August 17, 2010 10:00 AM
From: Ricardo (rrollo@pacbell.net)
Subject: re: Medicare Just Says No
RE Clark. But, if the FDA rescinds the approval, then the whole FDA approval process loses its scientific credibility. Anyway, there will be a new senior's organization that will emerge to replace the AARP. It will look a lot like the late 1960's, and it will do as much damage. Orszag's departure
from Washington looked like two hours ahead of the Sheriff.
August 17, 2010 10:00 AM
From: Somebody (whydoesmyemail@havetobevisible.edu)
Subject: re: Medicare Just Says No
Obama was always up front about needing to make tough choices to decrease spending on health care. Gleefully announcing that people won't stand for anything other than what they stand for right now is not a counter argument. If you think that structurally we will eventually have to make tough choices, and that everyone should make tough choices together, then it seems to me that HCR puts us on the best track to do that. But you're just another guy who wants free unlimited health care for everybody. Did you hand out cash to your voters too?
August 17, 2010 8:00 AM
From: jeanne (jeannebab@comcast.net)
Subject: re: Medicare Just Says No
All these years I've supported the heavy investments we've made in cancer research.
They never told us, though, that breakthroughs wouldn't be available to us if they're expensive.
Typical government.
August 17, 2010 7:00 AM
From: SongDog (RCT@Alumni.Rice.edu)
Subject: re: Medicare Just Says No
The real danger will arise when they fail to approve drugs because of cost, and then in response the drug companies limit their research and development to drugs that can be offered at low cost.

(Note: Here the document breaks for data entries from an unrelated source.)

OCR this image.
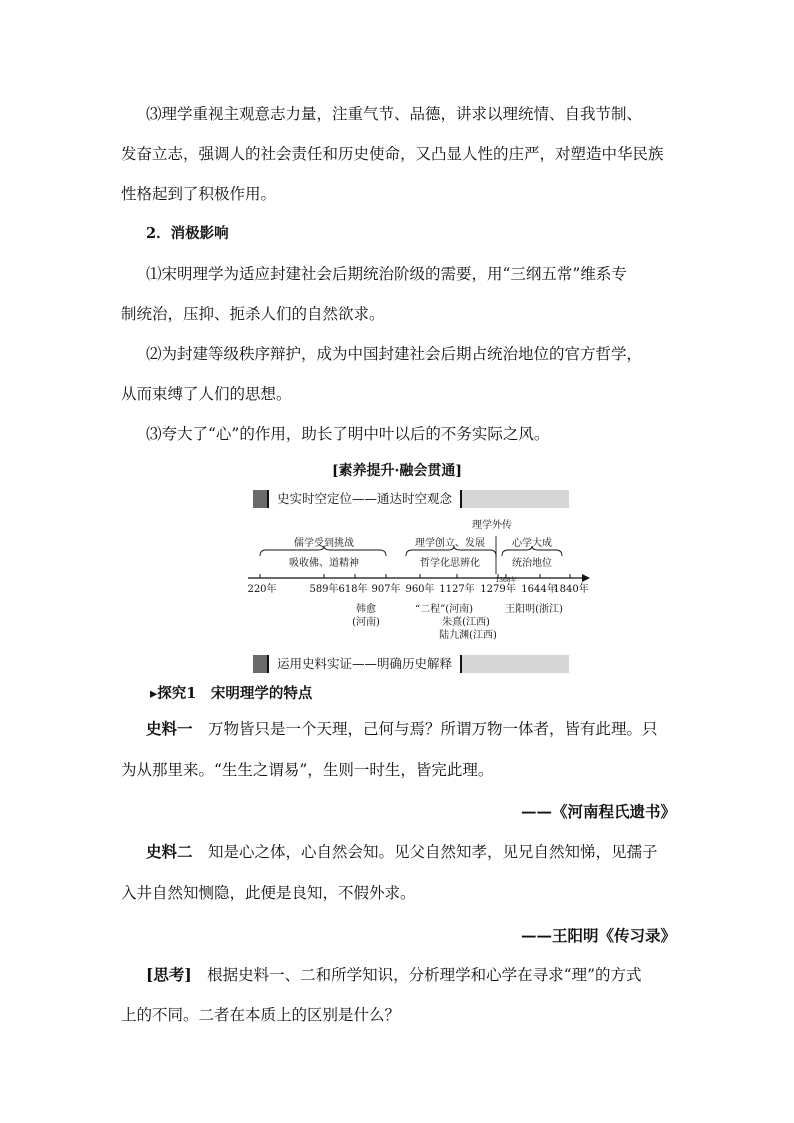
⑶理学重视主观意志力量，注重气节、品德，讲求以理统情、自我节制、
发奋立志，强调人的社会责任和历史使命，又凸显人性的庄严，对塑造中华民族
性格起到了积极作用。
2．消极影响
⑴宋明理学为适应封建社会后期统治阶级的需要，用“三纲五常”维系专
制统治，压抑、扼杀人们的自然欲求。
⑵为封建等级秩序辩护，成为中国封建社会后期占统治地位的官方哲学，
从而束缚了人们的思想。
⑶夸大了“心”的作用，助长了明中叶以后的不务实际之风。
[素养提升·融会贯通]
史实时空定位——通达时空观念
儒学受到挑战
吸收佛、道精神
理学创立、发展
哲学化思辨化
理学外传
心学大成
统治地位
220年	589年 618年 907年 960年 1127年 1279年
1368年
1644年
1840年
韩愈
(河南)
“二程”(河南)
朱熹(江西)
陆九渊(江西)
王阳明(浙江)
运用史料实证——明确历史解释
▸探究1　宋明理学的特点
史料一　万物皆只是一个天理，己何与焉？所谓万物一体者，皆有此理。只
为从那里来。“生生之谓易”，生则一时生，皆完此理。
——《河南程氏遗书》
史料二　知是心之体，心自然会知。见父自然知孝，见兄自然知悌，见孺子
入井自然知恻隐，此便是良知，不假外求。
——王阳明《传习录》
[思考]　根据史料一、二和所学知识，分析理学和心学在寻求“理”的方式
上的不同。二者在本质上的区别是什么？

What will be lost when that happens?
August 17, 2010 7:00 AM
From: Tim G
Subject: re: Medicare Just Says No
Of course, the cost of the drug wouldn't be so expensive in the first place if FDA's clinical trial burdens weren't so astronomical. The time and expense involved in doing human oncology trials ain't cheap...especially when you are talking about a drug with potentially limited applications.
August 17, 2010 7:00 AM
From: jaed (bittersanity@jaedworks.com)
Subject: re: Medicare Just Says No
So it won't just be Medicare patients who can't get the drug covered; it will be anyone who's on insurance that uses the FDA approval as an imprimatur. As a bonus, the "drug scholarship" programs offering financial assistance to patients using this drug will also disappear.

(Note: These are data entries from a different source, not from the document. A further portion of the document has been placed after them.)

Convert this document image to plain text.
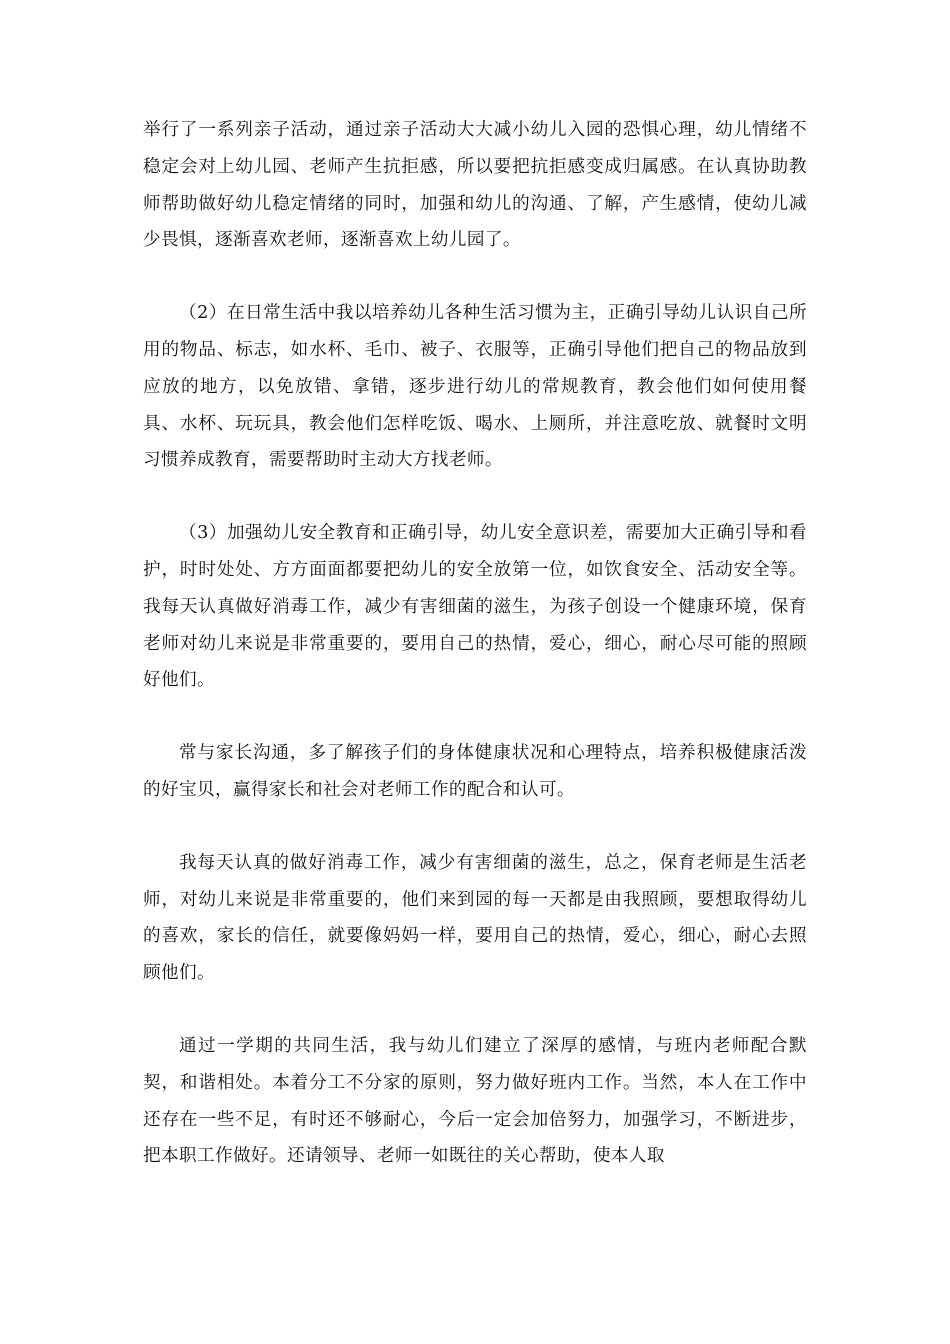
举行了一系列亲子活动，通过亲子活动大大减小幼儿入园的恐惧心理，幼儿情绪不稳定会对上幼儿园、老师产生抗拒感，所以要把抗拒感变成归属感。在认真协助教师帮助做好幼儿稳定情绪的同时，加强和幼儿的沟通、了解，产生感情，使幼儿减少畏惧，逐渐喜欢老师，逐渐喜欢上幼儿园了。

（2）在日常生活中我以培养幼儿各种生活习惯为主，正确引导幼儿认识自己所用的物品、标志，如水杯、毛巾、被子、衣服等，正确引导他们把自己的物品放到应放的地方，以免放错、拿错，逐步进行幼儿的常规教育，教会他们如何使用餐具、水杯、玩玩具，教会他们怎样吃饭、喝水、上厕所，并注意吃放、就餐时文明习惯养成教育，需要帮助时主动大方找老师。

（3）加强幼儿安全教育和正确引导，幼儿安全意识差，需要加大正确引导和看护，时时处处、方方面面都要把幼儿的安全放第一位，如饮食安全、活动安全等。我每天认真做好消毒工作，减少有害细菌的滋生，为孩子创设一个健康环境，保育老师对幼儿来说是非常重要的，要用自己的热情，爱心，细心，耐心尽可能的照顾好他们。

常与家长沟通，多了解孩子们的身体健康状况和心理特点，培养积极健康活泼的好宝贝，赢得家长和社会对老师工作的配合和认可。

我每天认真的做好消毒工作，减少有害细菌的滋生，总之，保育老师是生活老师，对幼儿来说是非常重要的，他们来到园的每一天都是由我照顾，要想取得幼儿的喜欢，家长的信任，就要像妈妈一样，要用自己的热情，爱心，细心，耐心去照顾他们。

通过一学期的共同生活，我与幼儿们建立了深厚的感情，与班内老师配合默契，和谐相处。本着分工不分家的原则，努力做好班内工作。当然，本人在工作中还存在一些不足，有时还不够耐心，今后一定会加倍努力，加强学习，不断进步，把本职工作做好。还请领导、老师一如既往的关心帮助，使本人取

All this to save Medicare some bucks while making it look like it's not a cost-saving measure. (As futile as a cat covering up on a tile floor.)
August 17, 2010 7:00 AM
From: Hal (hal@mailinator.com)
Subject: re: Medicare Just Says No
The funny thing about this $750/day cost is that it is all based on the manufacturer's chosen price. The marginal cost to the drug company is pretty negligible--they're trying to recover their development costs and get a hefty premium for the risk they took (quite reasonably). So isn't it conceivable that Medicare declining to cover the drug would just be step 1 in a price-setting game in which the drug company would eventually agree to a far lower price--and that if we don't let the game play out (ie if politics vetoes the panel) that way we will be completely screwed in terms of negotiating a decent price (on this and every other future drug)?
(Personally, I am all for successful drug developers making a lot of money, but it burns me that US customers seem to pay a far bigger fraction of pharma returns than other countries--which negotiate harder and buy in bulk. This is part of how we manage to spend more on health care and not get more.)
August 16, 2010 1:00 PM
From: Clark (clark667@comcast.net)
Subject: re: Medicare Just Says No
Of course it will be hard for Medicare to reject an FDA-approved drug. That's why the FDA is reviewing the case with the idea of rescinding the approval.
If FDA removes the approval, it takes the political pressure off of Medicare. As per WaPo:
"Federal regulators are considering taking the highly unusual step of rescinding approval of a drug that patients with advanced breast cancer turn to as a last-ditch hope."
And this is how healthcare will be rationed.